The Overview with Fast Scan panel is part of the onboarding workflow introduced in 2.3.1. It will only be populated when this onboarding workflow is enabled and used - see Administration Center - Settings - Application Onboarding. See also Workflow - Application onboarding with Fast Scan.

This section is only displayed if you have configured more than one of either of the following:

Multiple CAST Storage Service/PostgreSQL instances for analysis or Measurement requirements - see Administration Center - Settings - CSS and Measurement settings.
Multiple Nodes (i.e. you are running the enterprise release of Console which allows for multiple Nodes to be configured) - see Administration Center - Nodes.

This allows you to select the specific target CAST Storage Service/PostgreSQL instance (for the database schemas required for the new Application) OR the target Node (for deep analysis requirements). If you do not make a selection - i.e. you leave the options set to "ANY", Console will function in "load balancing" mode and will choose the CAST Storage Service/PostgreSQL or Node automatically:

If you have ALREADY run a deep analysis, the UI will prevent you from choosing a different CAST Storage Service instance or Node for any subsequent analysis related actions to ensure stability.
Load Balancing behaviour, when ANY is selected:
- CAST Storage Service/PostgreSQL
  - For the deep analysis step (result storage), the CAST Storage Service/PostgreSQL instance with the lowest number of CAST related schemas already stored on it will be used.
- Nodes
  - For the deep analysis step, the least busy node running the same release of AIP Core as used for the initial fast scan will be selected.
Node manual selection: only nodes running the same release of AIP Core as used for the initial fast scan of the onboarding process will be made available for selection - this is to prevent analysis errors.
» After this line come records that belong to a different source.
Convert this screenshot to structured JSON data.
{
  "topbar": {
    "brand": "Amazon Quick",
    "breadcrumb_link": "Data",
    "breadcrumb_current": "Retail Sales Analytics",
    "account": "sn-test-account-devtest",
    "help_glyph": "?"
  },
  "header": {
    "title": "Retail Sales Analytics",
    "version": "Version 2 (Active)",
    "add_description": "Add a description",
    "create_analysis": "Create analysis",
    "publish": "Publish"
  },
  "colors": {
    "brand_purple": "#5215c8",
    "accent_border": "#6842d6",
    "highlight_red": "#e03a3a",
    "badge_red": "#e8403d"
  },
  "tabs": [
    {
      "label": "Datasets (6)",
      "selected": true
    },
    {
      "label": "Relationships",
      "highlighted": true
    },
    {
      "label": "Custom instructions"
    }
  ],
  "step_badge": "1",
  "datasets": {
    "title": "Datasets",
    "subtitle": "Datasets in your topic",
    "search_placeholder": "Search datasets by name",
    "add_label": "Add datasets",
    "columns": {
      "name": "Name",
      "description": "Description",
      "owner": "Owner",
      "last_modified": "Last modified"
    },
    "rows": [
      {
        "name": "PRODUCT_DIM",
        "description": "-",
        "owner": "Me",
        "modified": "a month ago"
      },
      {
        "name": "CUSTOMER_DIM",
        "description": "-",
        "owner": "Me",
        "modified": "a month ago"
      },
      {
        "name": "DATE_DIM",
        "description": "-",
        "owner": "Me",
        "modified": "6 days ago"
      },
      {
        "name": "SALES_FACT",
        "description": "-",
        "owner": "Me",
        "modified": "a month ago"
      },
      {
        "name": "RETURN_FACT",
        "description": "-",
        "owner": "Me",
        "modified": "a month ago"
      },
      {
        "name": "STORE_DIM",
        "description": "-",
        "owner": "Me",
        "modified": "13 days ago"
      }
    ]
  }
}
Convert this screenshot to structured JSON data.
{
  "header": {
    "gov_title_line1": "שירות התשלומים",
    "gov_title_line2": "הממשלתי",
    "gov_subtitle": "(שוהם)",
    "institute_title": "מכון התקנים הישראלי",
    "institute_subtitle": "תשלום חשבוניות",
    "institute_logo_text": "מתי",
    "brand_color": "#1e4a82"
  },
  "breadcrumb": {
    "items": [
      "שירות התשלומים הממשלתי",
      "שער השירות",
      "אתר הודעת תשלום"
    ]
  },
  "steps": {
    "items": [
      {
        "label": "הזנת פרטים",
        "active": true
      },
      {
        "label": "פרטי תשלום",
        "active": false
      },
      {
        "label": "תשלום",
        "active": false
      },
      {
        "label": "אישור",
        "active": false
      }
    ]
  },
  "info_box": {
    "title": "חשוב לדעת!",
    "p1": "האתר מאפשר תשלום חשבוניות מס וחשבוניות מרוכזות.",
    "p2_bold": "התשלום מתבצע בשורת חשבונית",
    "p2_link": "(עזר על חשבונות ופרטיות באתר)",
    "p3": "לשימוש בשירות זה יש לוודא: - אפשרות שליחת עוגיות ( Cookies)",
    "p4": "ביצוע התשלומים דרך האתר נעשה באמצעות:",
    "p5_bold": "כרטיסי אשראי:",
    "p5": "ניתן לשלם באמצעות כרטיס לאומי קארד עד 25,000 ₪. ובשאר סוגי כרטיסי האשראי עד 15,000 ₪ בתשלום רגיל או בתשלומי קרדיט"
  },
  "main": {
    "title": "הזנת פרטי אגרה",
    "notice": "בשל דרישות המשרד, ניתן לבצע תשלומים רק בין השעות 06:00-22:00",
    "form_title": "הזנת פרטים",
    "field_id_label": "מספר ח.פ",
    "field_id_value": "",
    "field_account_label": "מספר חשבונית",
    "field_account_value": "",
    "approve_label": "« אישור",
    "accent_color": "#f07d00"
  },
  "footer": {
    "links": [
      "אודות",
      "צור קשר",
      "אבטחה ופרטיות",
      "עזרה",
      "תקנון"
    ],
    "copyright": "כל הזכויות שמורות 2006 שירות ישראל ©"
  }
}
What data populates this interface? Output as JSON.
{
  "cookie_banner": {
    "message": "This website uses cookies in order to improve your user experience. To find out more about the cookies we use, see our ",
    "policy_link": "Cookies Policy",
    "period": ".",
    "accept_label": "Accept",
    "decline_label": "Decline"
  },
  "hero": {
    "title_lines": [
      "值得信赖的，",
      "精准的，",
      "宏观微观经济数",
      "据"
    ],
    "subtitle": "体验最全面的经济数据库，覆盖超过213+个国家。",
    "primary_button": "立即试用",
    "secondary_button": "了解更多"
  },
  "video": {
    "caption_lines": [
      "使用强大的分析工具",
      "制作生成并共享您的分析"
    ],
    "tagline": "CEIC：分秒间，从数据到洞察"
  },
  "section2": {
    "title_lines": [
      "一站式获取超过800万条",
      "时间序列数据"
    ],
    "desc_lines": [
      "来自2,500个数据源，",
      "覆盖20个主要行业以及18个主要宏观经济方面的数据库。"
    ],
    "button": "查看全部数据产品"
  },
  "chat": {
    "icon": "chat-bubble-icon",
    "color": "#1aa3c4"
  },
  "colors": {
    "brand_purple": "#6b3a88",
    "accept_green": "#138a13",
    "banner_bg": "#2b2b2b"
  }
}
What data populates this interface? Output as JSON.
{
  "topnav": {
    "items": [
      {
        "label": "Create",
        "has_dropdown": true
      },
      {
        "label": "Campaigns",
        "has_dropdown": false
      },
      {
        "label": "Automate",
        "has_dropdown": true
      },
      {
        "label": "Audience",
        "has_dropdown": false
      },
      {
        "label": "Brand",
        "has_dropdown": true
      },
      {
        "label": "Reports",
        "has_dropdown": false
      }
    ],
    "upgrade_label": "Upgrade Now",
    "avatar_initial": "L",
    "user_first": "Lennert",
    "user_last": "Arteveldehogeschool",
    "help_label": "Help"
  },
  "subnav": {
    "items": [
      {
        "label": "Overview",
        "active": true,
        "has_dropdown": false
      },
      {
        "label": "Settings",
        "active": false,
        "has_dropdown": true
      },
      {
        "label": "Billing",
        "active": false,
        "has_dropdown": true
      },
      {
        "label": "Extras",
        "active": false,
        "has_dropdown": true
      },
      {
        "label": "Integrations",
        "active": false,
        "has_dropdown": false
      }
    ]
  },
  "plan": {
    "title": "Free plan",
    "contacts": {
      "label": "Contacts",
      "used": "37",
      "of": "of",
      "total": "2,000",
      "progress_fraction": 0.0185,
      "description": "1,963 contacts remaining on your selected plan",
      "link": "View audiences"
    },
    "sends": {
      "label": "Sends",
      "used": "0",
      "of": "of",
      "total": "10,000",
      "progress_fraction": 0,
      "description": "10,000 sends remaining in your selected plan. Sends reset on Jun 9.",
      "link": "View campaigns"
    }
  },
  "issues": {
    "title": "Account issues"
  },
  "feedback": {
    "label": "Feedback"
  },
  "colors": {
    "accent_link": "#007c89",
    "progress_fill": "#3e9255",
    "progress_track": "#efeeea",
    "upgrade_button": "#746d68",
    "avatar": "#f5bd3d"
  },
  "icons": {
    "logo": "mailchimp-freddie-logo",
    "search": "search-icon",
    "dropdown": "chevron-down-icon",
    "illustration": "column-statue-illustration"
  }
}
This may mean that it is not possible to choose a specific node.

Run analysis

In ≤ 2.7, CAST Imaging MUST be configured Administration Center - Settings - Imaging Settings otherwise the action will fail. This requirement has been removed in ≥ 2.8.

This section provides the following:

Information about the state of the source code
Allows you to start an analysis
Provides an analysis estimation time in hours and minutes. In ≥ 2.6 this estimation is valid for the analysis action and the upload to CAST Imaging (no estimation is given for CAST Dashboard actions). In previous releases, the estimation is only valid for the analysis action.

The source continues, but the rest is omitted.